On April 4, we launched the public grader at /grader — no authentication required. Anyone can paste a system prompt, add test cases, and get a full evaluation with a radar chart and shareable scorecard.
The architecture:
POST /api/grader/run (rate-limited 5/day/IP)
→ Validate with Zod
→ Execute agent with system prompt (Sonnet)
→ Grade with 4 criteria (LLM judge, safety, script, format)
→ Persist to Firestore (graderRuns/{runId})
→ Stream results via SSE
→ Generate OG image for social sharingThe OG image was a fun challenge. We needed a server-rendered radar chart for Twitter/LinkedIn previews, but Satori (Vercel's OG image library) doesn't support recharts. The solution: generate an SVG data URI server-side with raw path calculations, then embed it in the OG image template.
The Endpoint Grading Pivot
On April 5, we realized the public grader had a flaw: grading system prompts costs us ~$0.15-0.30 per run (Sonnet execution + Sonnet judge). For a free, unauthenticated tool, that's unsustainable.
The pivot: grade external HTTP endpoints instead of system prompts. The user provides their agent's URL, Kopern sends adversarial requests, and evaluates the responses. The execution cost is zero (it runs on the user's infrastructure). The judge LLM switches from Sonnet to Haiku (~$0.0025 per grading). Total cost reduction: ~98%.
This also made the tool more useful. Grading a system prompt proves little — frontier models handle basic attacks natively. Grading a live endpoint reveals real production vulnerabilities: latency issues, inconsistent responses, actual injection susceptibility.
Scheduled Grading
Agents drift. Models update. Data changes. A one-time grade is a snapshot; continuous grading is observability.
We added Vercel Cron integration: configure a schedule (daily, weekly, custom cron expression), set alert thresholds, and get notified via email, Slack webhook, or custom webhook when quality drops.

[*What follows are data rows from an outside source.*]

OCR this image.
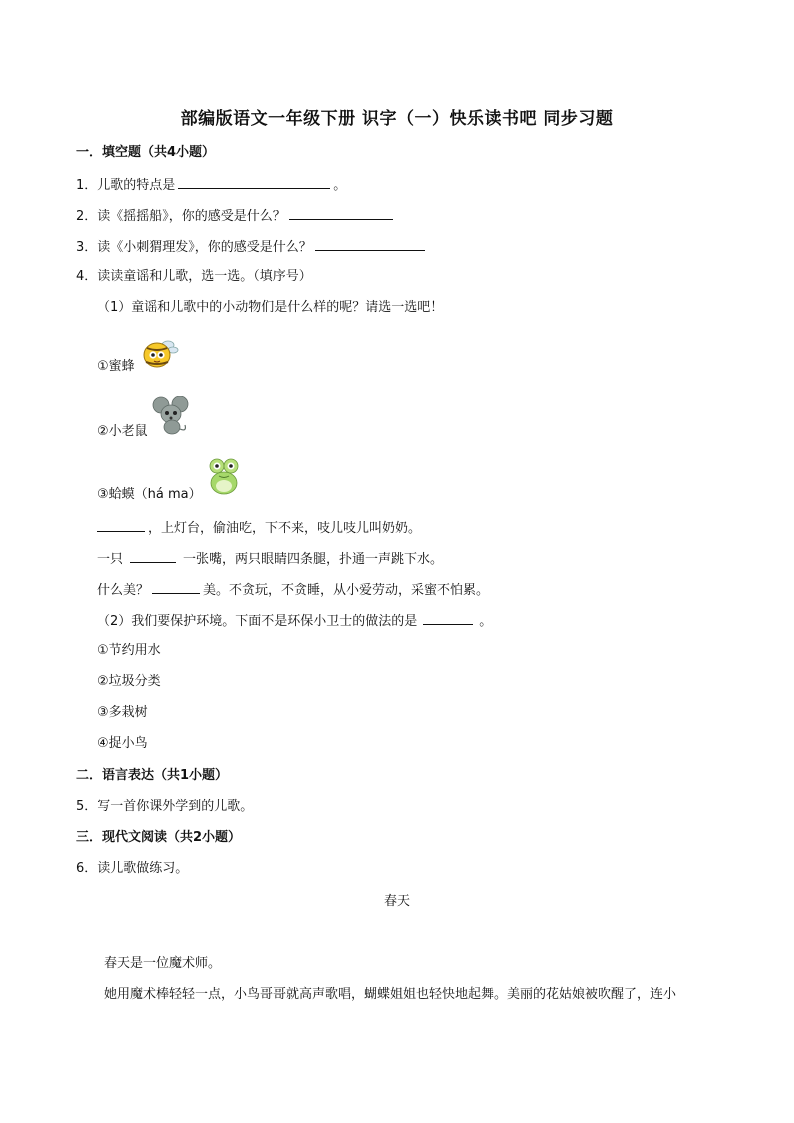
部编版语文一年级下册 识字（一）快乐读书吧 同步习题
一．填空题（共4小题）
1．儿歌的特点是	。
2．读《摇摇船》，你的感受是什么？
3．读《小刺猬理发》，你的感受是什么？
4．读读童谣和儿歌，选一选。（填序号）
（1）童谣和儿歌中的小动物们是什么样的呢？请选一选吧！
①蜜蜂
②小老鼠
③蛤蟆（há ma）
，上灯台，偷油吃，下不来，吱儿吱儿叫奶奶。
一只	一张嘴，两只眼睛四条腿，扑通一声跳下水。
什么美？	美。不贪玩，不贪睡，从小爱劳动，采蜜不怕累。
（2）我们要保护环境。下面不是环保小卫士的做法的是	。
①节约用水
②垃圾分类
③多栽树
④捉小鸟
二．语言表达（共1小题）
5．写一首你课外学到的儿歌。
三．现代文阅读（共2小题）
6．读儿歌做练习。
春天
春天是一位魔术师。
她用魔术棒轻轻一点，小鸟哥哥就高声歌唱，蝴蝶姐姐也轻快地起舞。美丽的花姑娘被吹醒了，连小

The GradingAlertConfig supports two trigger types:
- Score drop: Alert when the score decreases compared to the previous run
- Threshold: Alert when any criterion drops below a configured minimum
Every grading case creates a Firestore session with full observability — the same session format used by the playground. You can replay any grading interaction, inspect tool calls, and understand exactly why a test case passed or failed.
What We Learned
LLM judges need guard rails. Early versions of the Stress Lab were either too lenient (everything passed) or too strict (false positives on legitimate responses). Category-specific rubrics with calibrated examples solved this.
Billing leaks are real. We found two routes (generateImprovementNotes and llm-judge.ts) that called streamLLM() directly without tracking token usage. Every direct LLM call outside of runAgentWithTools() must be audited for billing.
Grading is the moat. The agent builder is table stakes — everyone has one. The autonomous quality loop (grade → analyze → optimize → re-grade) is what makes agents production-ready. It's the feature that makes Kopern worth switching to.
The grading system is fully accessible via MCP tools (kopern_run_grading, kopern_get_grading_results, kopern_run_autoresearch), so you can integrate it into your CI/CD pipeline. Grade your agent on every commit. That's the goal.